I'm writing a program that just has a browse button to search for a file and then opens the file you select. I know you can use 'askopenfile' but i wanted to get the name first so it could be displayed in an Entry box in my tkinter window, then the user press 'Use this file' and it would then open.
from tkinter import *
from tkinter import ttk
from tkinter import filedialog
def main():
self = Tk()
F1 = LabelFrame(self, text="Select File")
F1.grid(row=0, column=0, padx=3)
browse = Button(F1, text="Browse...", command=openfile)
browse.grid(row=0, column=2, padx=1, pady=3)
E1 = Entry(F1, text="")
E1.grid(row=0, column=1, sticky="ew")
L1 = Label(F1, text="Filename:")
L1.grid(row=0, column=0, padx=3)
B1 = Button(F1, text="Use This File", command=go)

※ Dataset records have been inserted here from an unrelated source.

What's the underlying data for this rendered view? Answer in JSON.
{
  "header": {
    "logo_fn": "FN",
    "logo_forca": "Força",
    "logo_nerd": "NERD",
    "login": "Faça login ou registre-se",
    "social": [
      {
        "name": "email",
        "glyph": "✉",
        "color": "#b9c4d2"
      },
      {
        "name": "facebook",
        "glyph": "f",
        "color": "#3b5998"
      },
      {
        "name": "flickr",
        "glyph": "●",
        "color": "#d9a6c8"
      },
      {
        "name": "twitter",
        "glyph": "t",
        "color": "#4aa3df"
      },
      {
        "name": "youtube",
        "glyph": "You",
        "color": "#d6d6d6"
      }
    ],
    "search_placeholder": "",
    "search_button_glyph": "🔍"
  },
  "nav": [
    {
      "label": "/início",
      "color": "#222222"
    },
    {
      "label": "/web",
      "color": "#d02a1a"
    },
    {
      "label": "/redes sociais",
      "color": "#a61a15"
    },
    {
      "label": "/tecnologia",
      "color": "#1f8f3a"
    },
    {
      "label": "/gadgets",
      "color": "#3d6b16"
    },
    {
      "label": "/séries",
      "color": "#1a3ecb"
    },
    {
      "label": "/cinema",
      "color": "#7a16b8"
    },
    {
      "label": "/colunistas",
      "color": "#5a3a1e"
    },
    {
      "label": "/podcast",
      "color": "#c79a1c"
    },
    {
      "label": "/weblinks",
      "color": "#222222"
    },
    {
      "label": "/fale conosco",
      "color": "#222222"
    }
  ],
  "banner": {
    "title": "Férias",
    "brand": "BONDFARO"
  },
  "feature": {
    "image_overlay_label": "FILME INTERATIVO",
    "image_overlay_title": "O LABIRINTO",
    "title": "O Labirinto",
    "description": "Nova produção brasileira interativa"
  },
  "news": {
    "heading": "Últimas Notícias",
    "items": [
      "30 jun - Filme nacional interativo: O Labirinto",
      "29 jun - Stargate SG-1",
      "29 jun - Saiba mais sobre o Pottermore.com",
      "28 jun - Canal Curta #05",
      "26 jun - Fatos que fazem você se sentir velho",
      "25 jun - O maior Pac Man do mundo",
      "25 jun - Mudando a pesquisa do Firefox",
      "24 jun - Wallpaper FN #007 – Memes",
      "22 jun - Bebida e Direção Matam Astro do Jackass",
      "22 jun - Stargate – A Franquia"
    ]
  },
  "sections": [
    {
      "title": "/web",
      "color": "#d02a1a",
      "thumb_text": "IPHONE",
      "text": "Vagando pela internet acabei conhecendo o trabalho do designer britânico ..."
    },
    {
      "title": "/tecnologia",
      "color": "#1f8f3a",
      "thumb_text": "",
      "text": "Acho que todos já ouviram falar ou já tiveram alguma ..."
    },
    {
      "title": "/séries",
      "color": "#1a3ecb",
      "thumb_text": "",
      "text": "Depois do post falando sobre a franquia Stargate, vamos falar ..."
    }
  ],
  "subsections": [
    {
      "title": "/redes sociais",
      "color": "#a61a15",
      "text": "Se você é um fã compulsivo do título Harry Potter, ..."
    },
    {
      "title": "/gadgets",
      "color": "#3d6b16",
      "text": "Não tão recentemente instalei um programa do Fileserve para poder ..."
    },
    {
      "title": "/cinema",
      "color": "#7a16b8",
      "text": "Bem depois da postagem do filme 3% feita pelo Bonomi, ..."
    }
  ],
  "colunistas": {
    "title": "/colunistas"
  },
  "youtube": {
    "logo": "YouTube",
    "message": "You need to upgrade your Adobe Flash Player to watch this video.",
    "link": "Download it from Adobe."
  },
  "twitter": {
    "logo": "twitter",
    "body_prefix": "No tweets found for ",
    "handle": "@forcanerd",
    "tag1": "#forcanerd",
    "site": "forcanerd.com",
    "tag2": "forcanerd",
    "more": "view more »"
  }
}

B1.grid(row=1, column=2, padx=3, pady=3)
B2 = Button(F1, text="Cancel", width=7)
B2.grid(row=1, column=1, sticky="e")
self.mainloop()
def openfile():
global filename
filename = filedialog.askopenfilename()
E1.delete(0, END)
E1.insert(0, filename)
def go():
global filename
file = open(filename)
file.read()
print(file)
file.close()
main()
So it makes a tkinter window, you press browse, select a text file, the path is written into the Entry, and then I want to press B1 and get the program to open the file and print the contents, but it just prints:
<_io.TextIOWrapper name='C:/Users/Me/text.txt' mode='r' encoding='cp1252'>